In certain example embodiments of this invention, there is provided a method of making a coated article, the method comprising: providing a target comprising Si and Ti, wherein the target comprises more Si than Ti (atomically); sputter-depositing a layer comprising Ti1-xSixOy on a substrate by flowing argon and/or oxygen gas in a chamber where the target is located, so as to cause the layer comprising silicon oxide and titanium oxide to be formed on the substrate, where x is greater than about 0.5, and y is less than or equal to 2; forming a layer consisting essentially of titanium oxide over and contacting the layer comprising Ti1-xSixOy; forming a layer consisting essentially of silicon oxide over and contact the layer consisting essentially of titanium oxide; wherein the layer consisting essentially of titanium oxide has an index of refraction that is the higher than that of the layer comprising Ti1-xSixOy, and the layer comprising Ti1-xSixOy has an index of refraction higher than the layer consisting essentially of silicon oxide, and wherein the three layers form an antireflective coating on the glass substrate.
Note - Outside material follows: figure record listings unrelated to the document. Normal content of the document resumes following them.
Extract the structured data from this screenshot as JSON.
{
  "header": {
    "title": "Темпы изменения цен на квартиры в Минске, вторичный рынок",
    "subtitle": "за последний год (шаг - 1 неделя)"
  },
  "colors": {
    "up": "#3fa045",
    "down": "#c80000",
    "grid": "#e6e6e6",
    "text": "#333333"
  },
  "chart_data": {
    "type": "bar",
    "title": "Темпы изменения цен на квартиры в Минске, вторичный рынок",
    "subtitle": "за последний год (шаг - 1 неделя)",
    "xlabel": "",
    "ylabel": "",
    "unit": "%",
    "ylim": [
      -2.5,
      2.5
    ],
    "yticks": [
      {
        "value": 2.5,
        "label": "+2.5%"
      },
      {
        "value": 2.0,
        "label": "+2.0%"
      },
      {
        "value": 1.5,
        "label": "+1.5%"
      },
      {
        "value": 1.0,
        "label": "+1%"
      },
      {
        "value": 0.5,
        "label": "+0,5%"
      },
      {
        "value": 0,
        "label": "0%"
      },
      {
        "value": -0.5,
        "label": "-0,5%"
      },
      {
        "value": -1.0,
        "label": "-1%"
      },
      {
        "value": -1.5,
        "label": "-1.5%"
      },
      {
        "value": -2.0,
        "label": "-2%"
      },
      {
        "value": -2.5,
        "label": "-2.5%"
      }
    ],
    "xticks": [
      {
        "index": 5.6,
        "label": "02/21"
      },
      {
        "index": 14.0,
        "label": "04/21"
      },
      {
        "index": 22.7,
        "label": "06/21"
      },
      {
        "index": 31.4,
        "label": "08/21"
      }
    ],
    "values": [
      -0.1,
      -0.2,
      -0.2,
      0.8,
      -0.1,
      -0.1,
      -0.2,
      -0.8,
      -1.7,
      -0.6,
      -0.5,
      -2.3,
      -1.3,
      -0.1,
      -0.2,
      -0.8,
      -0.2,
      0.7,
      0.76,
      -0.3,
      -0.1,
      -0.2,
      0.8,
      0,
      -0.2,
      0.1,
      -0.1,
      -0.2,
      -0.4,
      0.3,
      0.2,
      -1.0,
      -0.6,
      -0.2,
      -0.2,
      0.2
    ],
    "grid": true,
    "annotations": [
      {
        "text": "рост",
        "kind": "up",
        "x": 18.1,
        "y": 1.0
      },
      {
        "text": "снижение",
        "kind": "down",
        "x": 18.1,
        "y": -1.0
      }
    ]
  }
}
In still further example embodiments of this invention, there is provided a coated article, where the coated article comprises an antireflection coating, wherein the anti-reflection coating comprises: a first layer having a medium index of refraction and comprising Ti1-xSixOy, where x is greater than or equal to 0.5, and having a thickness of from about 30 to 70 nm; a second layer having a comparatively higher index of refraction and comprising an oxide of titanium, and having a thickness of from about 80 to 110 nm; a third layer having an index of refraction lower than both the first and second layers, and comprising an oxide of silicon, having a thickness of from about 70 to 100 nm; and wherein the medium index layer is formed by sputter deposition from a ceramic target comprising a target material comprising titanium, silicon and oxygen, and has an index of refraction of from about 1.6 to 1.9.
In still further example embodiments, there is provided a method for making a coated article, the method comprising: forming a transparent conductive coating on a glass substrate, wherein the transparent conductive coating is formed by: sputter-depositing a layer comprising Ti1-xSixOy on a glass substrate, where x is from about 0.05 to 0.95 and y is from about 1 to 2, wherein said layer comprising Ti1-xSixOy is sputter-deposited by a target comprising Si and Ti; and forming a transparent conductive oxide layer over and contacting the layer comprising Ti1-xSixOy wherein the TCO layer has a thickness of from about 200 to 400 nm; and wherein the layer comprising Ti1-xSixOy has a thickness of from about 50 to 90 nm, and an index of refraction of from about 1.6 to 1.9.